Method¶

The method to use for stereo matching.

Format

String	“Correlation”	Use correlation-based stereo matching.
	“SgmAligned”	Use Semi-Global-Matching with axis-aligned propagation.
	“SgmDiagonal”	Use Semi-Global-Matching with diagonal propagation.
	“SgmAlignedAndDiagonal”	Use Semi-Global-Matching with both axis-aligned and diagonal propagation.
	“SgmSinglePass”	Use Semi-Global-Matching with propagation from top to bottom.
	“PatchMatch”	Uses a variant of the PatchMatch algorithm

Default

XR30	“SgmSinglePass”
XR36	“Correlation”
others	“PatchMatch”

Semi-Global Matching

For Semi-Global Matching (SGM), the method specifies the type of optimization that is carried out on the cost function.

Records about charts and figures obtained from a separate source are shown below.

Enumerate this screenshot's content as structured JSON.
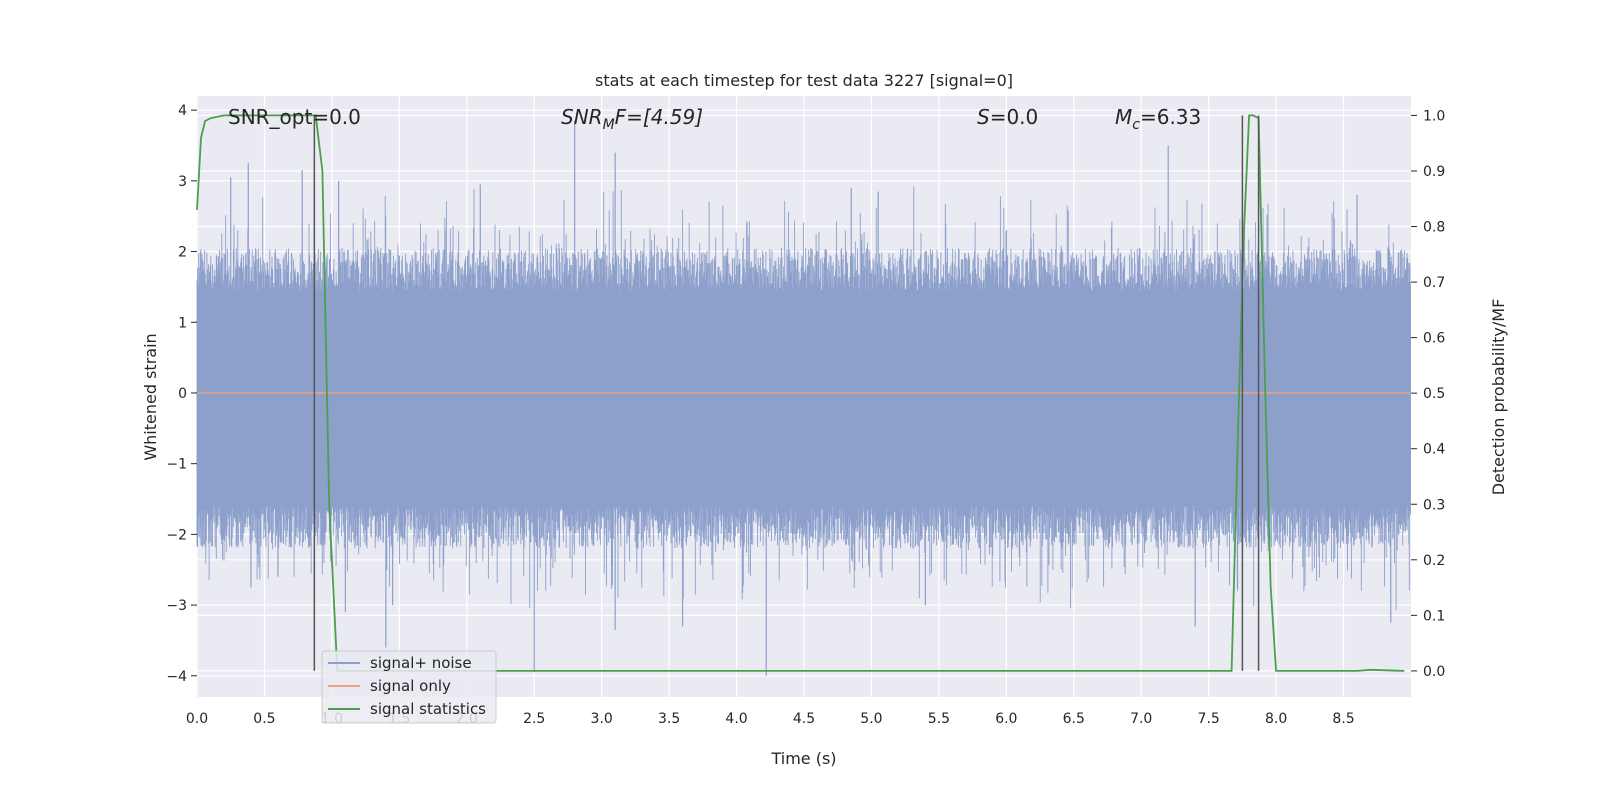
{
  "chart_data": {
    "type": "line",
    "title": "stats at each timestep for test data 3227 [signal=0]",
    "xlabel": "Time (s)",
    "ylabel": "Whitened strain",
    "ylabel_right": "Detection probability/MF",
    "xlim": [
      0.0,
      9.0
    ],
    "ylim": [
      -4.3,
      4.2
    ],
    "ylim_right": [
      -0.047,
      1.035
    ],
    "x_ticks": [
      0.0,
      0.5,
      1.0,
      1.5,
      2.0,
      2.5,
      3.0,
      3.5,
      4.0,
      4.5,
      5.0,
      5.5,
      6.0,
      6.5,
      7.0,
      7.5,
      8.0,
      8.5
    ],
    "x_tick_labels": [
      "0.0",
      "0.5",
      "1.0",
      "1.5",
      "2.0",
      "2.5",
      "3.0",
      "3.5",
      "4.0",
      "4.5",
      "5.0",
      "5.5",
      "6.0",
      "6.5",
      "7.0",
      "7.5",
      "8.0",
      "8.5"
    ],
    "y_ticks": [
      -4,
      -3,
      -2,
      -1,
      0,
      1,
      2,
      3,
      4
    ],
    "y_tick_labels": [
      "−4",
      "−3",
      "−2",
      "−1",
      "0",
      "1",
      "2",
      "3",
      "4"
    ],
    "y_ticks_right": [
      0.0,
      0.1,
      0.2,
      0.3,
      0.4,
      0.5,
      0.6,
      0.7,
      0.8,
      0.9,
      1.0
    ],
    "y_tick_labels_right": [
      "0.0",
      "0.1",
      "0.2",
      "0.3",
      "0.4",
      "0.5",
      "0.6",
      "0.7",
      "0.8",
      "0.9",
      "1.0"
    ],
    "grid": true,
    "legend_position": "lower-left",
    "annotations": {
      "snr_opt": "SNR_opt=0.0",
      "snr_mf_prefix": "SNR",
      "snr_mf_sub": "M",
      "snr_mf_suffix": "F=[4.59]",
      "s_prefix": "S",
      "s_suffix": "=0.0",
      "mc_prefix": "M",
      "mc_sub": "c",
      "mc_suffix": "=6.33"
    },
    "series": [
      {
        "name": "signal+ noise",
        "color": "#8da0cb",
        "axis": "left",
        "kind": "noise",
        "band": [
          -1.6,
          1.45
        ],
        "spikes": [
          {
            "x": 0.25,
            "y": 3.05
          },
          {
            "x": 0.38,
            "y": 3.25
          },
          {
            "x": 0.78,
            "y": 3.15
          },
          {
            "x": 1.05,
            "y": 3.0
          },
          {
            "x": 2.1,
            "y": 2.95
          },
          {
            "x": 2.8,
            "y": 3.85
          },
          {
            "x": 3.1,
            "y": 3.4
          },
          {
            "x": 4.85,
            "y": 2.9
          },
          {
            "x": 5.05,
            "y": 2.85
          },
          {
            "x": 7.2,
            "y": 3.5
          },
          {
            "x": 8.6,
            "y": 2.8
          },
          {
            "x": 0.4,
            "y": -2.75
          },
          {
            "x": 1.4,
            "y": -3.6
          },
          {
            "x": 1.45,
            "y": -3.0
          },
          {
            "x": 2.5,
            "y": -3.95
          },
          {
            "x": 3.1,
            "y": -3.35
          },
          {
            "x": 3.6,
            "y": -3.3
          },
          {
            "x": 4.22,
            "y": -4.0
          },
          {
            "x": 5.4,
            "y": -3.0
          },
          {
            "x": 7.4,
            "y": -3.3
          },
          {
            "x": 8.85,
            "y": -3.25
          },
          {
            "x": 1.1,
            "y": -3.1
          },
          {
            "x": 0.6,
            "y": -2.6
          }
        ]
      },
      {
        "name": "signal only",
        "color": "#e8a383",
        "axis": "left",
        "x": [
          0.0,
          9.0
        ],
        "y": [
          0.0,
          0.0
        ]
      },
      {
        "name": "signal statistics",
        "color": "#4c9f4c",
        "axis": "right",
        "x": [
          0.0,
          0.03,
          0.06,
          0.1,
          0.2,
          0.5,
          0.8,
          0.88,
          0.93,
          0.98,
          1.04,
          1.1,
          1.5,
          3.0,
          5.0,
          7.0,
          7.67,
          7.72,
          7.76,
          7.8,
          7.83,
          7.87,
          7.92,
          7.96,
          8.0,
          8.3,
          8.6,
          8.7,
          8.95
        ],
        "y": [
          0.83,
          0.96,
          0.99,
          0.995,
          1.0,
          1.0,
          1.0,
          1.0,
          0.9,
          0.3,
          0.0,
          0.0,
          0.0,
          0.0,
          0.0,
          0.0,
          0.0,
          0.45,
          0.78,
          1.0,
          1.0,
          0.995,
          0.5,
          0.15,
          0.0,
          0.0,
          0.0,
          0.002,
          0.0
        ]
      }
    ],
    "vertical_lines": [
      0.87,
      7.75,
      7.87
    ]
  }
}
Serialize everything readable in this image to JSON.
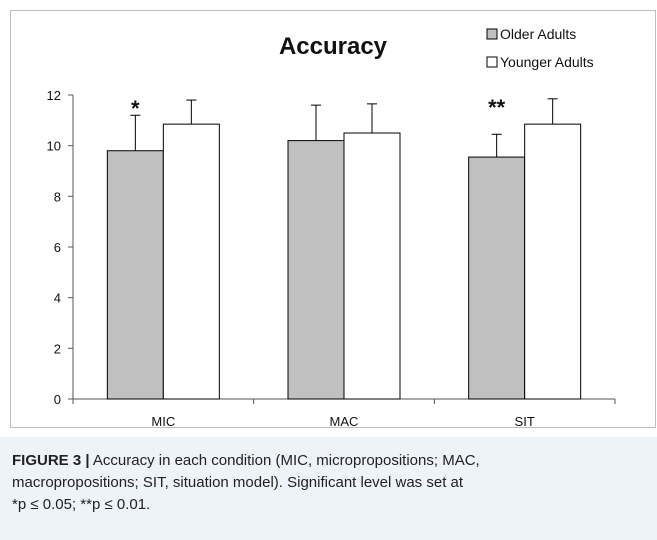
{
  "chart_data": {
    "type": "bar",
    "title": "Accuracy",
    "categories": [
      "MIC",
      "MAC",
      "SIT"
    ],
    "series": [
      {
        "name": "Older Adults",
        "values": [
          9.8,
          10.2,
          9.55
        ],
        "errors": [
          1.4,
          1.4,
          0.9
        ],
        "color": "#c0c0c0"
      },
      {
        "name": "Younger Adults",
        "values": [
          10.85,
          10.5,
          10.85
        ],
        "errors": [
          0.95,
          1.15,
          1.0
        ],
        "color": "#ffffff"
      }
    ],
    "significance": [
      "*",
      "",
      "**"
    ],
    "ylim": [
      0,
      12
    ],
    "yticks": [
      0,
      2,
      4,
      6,
      8,
      10,
      12
    ],
    "grid": false,
    "legend": "top-right"
  },
  "caption": {
    "label": "FIGURE 3 |",
    "line1": " Accuracy in each condition (MIC, micropropositions; MAC,",
    "line2": "macropropositions; SIT, situation model). Significant level was set at",
    "line3": "*p ≤ 0.05; **p ≤ 0.01."
  }
}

You can imagine that SGM propagates information about good stereo matches over the image in different directions. As an example, the image on the right uses 8 optimization directions. At each pixel, we use information from these 8 directions to find the best disparity value for this pixel. For more information about SGM, please see the research paper Hirschmüller, 2005: Accurate and efficient stereo processing by semi-global matching and mutual information.

“SgmAligned” propagates the cost along 4 paths that correspond to the pixel axes of the rectified images.
“SgmDiagonal” propagates the cost along 4 paths that correspond to all 45 degree pixel diagonals.
“SgmAlignedAndDiagonal” propagates the cost along 8 paths, both axis-aligned and diagonal. This setting yields the best matching results, but also has the slowest performance.
“SgmSinglePass” propagates the cost along 4 paths from left to right, top to bottom and the two downwards diagonals.

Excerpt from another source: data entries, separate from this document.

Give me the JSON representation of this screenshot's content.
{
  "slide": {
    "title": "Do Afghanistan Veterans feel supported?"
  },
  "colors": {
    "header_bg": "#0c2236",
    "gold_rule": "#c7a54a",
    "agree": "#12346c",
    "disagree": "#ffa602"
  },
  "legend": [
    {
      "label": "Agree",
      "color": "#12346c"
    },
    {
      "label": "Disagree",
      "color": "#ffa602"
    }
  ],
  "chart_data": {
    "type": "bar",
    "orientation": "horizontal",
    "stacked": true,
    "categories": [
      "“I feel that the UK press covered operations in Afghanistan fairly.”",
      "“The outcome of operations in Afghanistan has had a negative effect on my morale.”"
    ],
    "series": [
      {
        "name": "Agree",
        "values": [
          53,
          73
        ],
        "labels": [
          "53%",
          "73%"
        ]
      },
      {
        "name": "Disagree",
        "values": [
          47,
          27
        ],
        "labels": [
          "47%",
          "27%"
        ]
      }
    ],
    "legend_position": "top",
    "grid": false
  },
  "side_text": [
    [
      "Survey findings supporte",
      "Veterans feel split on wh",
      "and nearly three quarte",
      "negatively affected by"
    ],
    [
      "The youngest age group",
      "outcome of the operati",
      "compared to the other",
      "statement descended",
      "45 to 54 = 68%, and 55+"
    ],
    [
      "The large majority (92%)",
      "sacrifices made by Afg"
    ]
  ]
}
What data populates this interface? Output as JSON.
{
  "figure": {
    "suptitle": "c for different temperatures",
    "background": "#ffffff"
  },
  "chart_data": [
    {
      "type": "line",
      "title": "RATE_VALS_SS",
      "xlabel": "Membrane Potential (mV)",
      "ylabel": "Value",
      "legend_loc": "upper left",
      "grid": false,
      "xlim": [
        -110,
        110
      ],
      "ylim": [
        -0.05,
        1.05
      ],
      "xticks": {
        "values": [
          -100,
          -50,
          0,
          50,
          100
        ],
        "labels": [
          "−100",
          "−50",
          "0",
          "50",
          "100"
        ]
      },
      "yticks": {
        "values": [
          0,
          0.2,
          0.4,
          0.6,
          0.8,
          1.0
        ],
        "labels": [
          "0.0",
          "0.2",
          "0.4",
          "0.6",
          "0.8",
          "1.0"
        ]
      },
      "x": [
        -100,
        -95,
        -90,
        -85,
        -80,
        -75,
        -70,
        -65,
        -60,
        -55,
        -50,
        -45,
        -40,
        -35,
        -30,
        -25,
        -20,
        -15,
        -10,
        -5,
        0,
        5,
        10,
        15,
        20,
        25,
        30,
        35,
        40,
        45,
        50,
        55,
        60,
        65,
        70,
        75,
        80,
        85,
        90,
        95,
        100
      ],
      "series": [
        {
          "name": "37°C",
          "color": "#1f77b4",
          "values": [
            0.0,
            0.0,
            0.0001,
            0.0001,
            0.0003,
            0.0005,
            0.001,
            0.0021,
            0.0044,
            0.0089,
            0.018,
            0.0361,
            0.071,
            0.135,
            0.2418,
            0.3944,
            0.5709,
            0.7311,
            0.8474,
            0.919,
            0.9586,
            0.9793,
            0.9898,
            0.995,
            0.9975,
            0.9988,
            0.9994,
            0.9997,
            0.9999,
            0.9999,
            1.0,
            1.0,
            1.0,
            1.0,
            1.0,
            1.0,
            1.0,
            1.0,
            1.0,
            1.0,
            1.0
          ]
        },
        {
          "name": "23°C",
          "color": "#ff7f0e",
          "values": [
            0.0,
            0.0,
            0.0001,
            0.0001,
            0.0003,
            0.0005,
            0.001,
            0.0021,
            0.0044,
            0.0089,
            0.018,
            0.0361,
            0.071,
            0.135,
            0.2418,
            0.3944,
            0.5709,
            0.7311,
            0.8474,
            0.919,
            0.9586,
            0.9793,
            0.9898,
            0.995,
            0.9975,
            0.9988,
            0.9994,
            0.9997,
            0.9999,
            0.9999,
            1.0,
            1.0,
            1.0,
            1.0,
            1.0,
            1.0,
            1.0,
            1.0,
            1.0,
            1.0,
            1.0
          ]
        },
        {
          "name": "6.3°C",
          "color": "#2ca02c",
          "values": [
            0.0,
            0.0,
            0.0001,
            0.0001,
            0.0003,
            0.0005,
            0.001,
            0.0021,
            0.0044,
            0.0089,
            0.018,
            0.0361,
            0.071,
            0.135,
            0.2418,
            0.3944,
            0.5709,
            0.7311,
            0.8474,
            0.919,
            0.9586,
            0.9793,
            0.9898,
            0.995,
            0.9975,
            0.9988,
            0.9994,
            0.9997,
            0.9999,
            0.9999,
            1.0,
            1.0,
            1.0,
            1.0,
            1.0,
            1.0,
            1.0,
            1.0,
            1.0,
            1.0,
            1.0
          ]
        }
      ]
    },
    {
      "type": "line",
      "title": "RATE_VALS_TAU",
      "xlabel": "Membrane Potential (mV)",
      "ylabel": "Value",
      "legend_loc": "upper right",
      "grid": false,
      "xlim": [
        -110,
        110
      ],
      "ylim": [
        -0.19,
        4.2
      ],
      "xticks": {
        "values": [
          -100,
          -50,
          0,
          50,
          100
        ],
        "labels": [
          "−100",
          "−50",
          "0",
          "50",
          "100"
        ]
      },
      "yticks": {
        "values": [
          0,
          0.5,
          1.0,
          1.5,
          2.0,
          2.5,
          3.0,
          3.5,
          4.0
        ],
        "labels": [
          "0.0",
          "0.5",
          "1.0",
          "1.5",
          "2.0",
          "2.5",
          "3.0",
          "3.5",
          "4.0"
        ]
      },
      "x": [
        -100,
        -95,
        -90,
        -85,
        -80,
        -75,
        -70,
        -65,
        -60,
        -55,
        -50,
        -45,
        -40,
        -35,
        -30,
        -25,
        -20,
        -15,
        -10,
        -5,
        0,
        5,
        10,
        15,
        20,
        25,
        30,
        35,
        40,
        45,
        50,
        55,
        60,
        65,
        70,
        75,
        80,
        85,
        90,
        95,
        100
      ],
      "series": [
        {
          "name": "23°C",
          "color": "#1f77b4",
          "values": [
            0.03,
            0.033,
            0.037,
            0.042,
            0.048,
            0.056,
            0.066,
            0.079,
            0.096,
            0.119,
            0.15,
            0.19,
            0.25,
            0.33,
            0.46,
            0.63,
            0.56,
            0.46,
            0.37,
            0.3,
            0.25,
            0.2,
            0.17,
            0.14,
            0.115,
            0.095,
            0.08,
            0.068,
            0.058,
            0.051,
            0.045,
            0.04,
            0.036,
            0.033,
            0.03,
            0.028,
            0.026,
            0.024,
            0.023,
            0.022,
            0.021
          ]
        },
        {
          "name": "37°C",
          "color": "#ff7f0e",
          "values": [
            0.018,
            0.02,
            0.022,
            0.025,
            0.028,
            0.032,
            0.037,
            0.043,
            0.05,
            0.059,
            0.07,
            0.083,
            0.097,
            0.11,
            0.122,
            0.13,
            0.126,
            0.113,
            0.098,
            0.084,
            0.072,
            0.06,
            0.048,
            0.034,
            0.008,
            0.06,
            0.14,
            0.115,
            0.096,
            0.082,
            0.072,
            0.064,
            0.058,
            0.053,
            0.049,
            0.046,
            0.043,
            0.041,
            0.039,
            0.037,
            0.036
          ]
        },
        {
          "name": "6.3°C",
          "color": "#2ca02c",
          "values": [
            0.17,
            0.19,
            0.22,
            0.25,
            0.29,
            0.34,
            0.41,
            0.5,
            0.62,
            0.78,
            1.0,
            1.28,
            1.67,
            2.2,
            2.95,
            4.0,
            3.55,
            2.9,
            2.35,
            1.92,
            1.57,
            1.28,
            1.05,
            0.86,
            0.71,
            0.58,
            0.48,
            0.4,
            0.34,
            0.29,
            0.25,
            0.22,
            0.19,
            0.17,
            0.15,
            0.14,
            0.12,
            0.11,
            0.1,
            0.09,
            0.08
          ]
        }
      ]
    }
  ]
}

Profiles with less propagation directions will be faster, but might have problems with edges that are approximately aligned with one of the propagation directions.

Note

The “SgmAligned” and “SgmDiagonal” profiles have similar runtime, but object edges that are approximately aligned with one of the propagation directions might be estimated less accurately. You might for example choose the “SgmDiagonal” profile, if you expect you object edges to be mostly pixel axis aligned and “SgmAligned” for best results on non-pixel aligned object boundaries.

Note

The “SgmSinglePass” variant of SGM ist used on XR-series cameras. For other cameras, it is also implemented on CPU for testing purposes, but you should prefer one of the other SGM methods. This variant is not implemented in CUDA.

Sequence Correlation Stereo Matching

../../../../../_images/sequencecorrelation.png

This method uses multiple images produced by cameras with FlexView. It finds the disparity for a pixel in the left image by correlating the corresponding pixel sequence (i.e. the same pixel across the different images) with all pixel sequences in the disparity range in the right image. The best disparity is the one where the pixel sequences have the highest correlation.

This method often has better accuracy and can resolve smaller details than Semi-Global Matching, but it needs at least 8 image pairs.

Note

In order to use correlation-based stereo matching, you need to enable FlexView and take at least 5 image pairs. Otherwise it will default to “SgmAlignedAndDiagonal”. Matching with fewer image pairs is possible when enabling the window radius parameter.

Using the correlation-based matching with window radius or multi-exposure factor is not supported on XR-series cameras.

PatchMatch Stereo Matching

PatchMatch is a randomized algorithm for finding correspondences between image patches. The matching procedure can be outlined as follows:

The matching starts by sampling random correspondences, i.e. we fill the disparity map with random values:
A certain percentage of these correspondences will be close to correct:
Then we try to propagate these correct samples to their still incorrect neighbors:

The propagation of disparity values is done iteratively in multiple directions. The local intensity differences between an image patch around each pixel provides the measure to distinguish between good and bad samples. Good samples can spread out over worse samples, but a bad sample will not propagate to a better associated neighbor pixel and the neighbors disparity value which yields a lower local patch difference will be kept instead.

The procedure fills the disparity map with a high percentage of correctly associated pixels even after the first iteration, i.e. propagating the values in all directions once. To improve the probability to hit small, disconnected surface patches it is possible to add more iterations using the Iterations parameter.

Stereo Matching Parameters

When using a matching method other than PatchMatch you need to preselect the desired measurement range, either manually, or by automatically guessing a suitable range. Please refer to the images below on how to accomplish this in NxView.

../../../../../_images/DisparityRangeAuto.gif

Click the A Button above the depth image view to automatically guess the depth range.

../../../../../_images/DisparityRangeManual.gif

If auto adjustment of measurement range doesn’t produce suitable results go to the properties dialog and adjust the measurement range manually

When using one of the Semi-Global Matching variants you should choose a suitable value for the Depth Change Cost parameter.

Higher change cost results in less visible Z-noise, but can degrade the reproduction of steeply slanted surfaces in the depth data.
Lower change cost produces better Z-linearity in subpixel interpolation and deals better with steep surfaces while producing visibly more noise.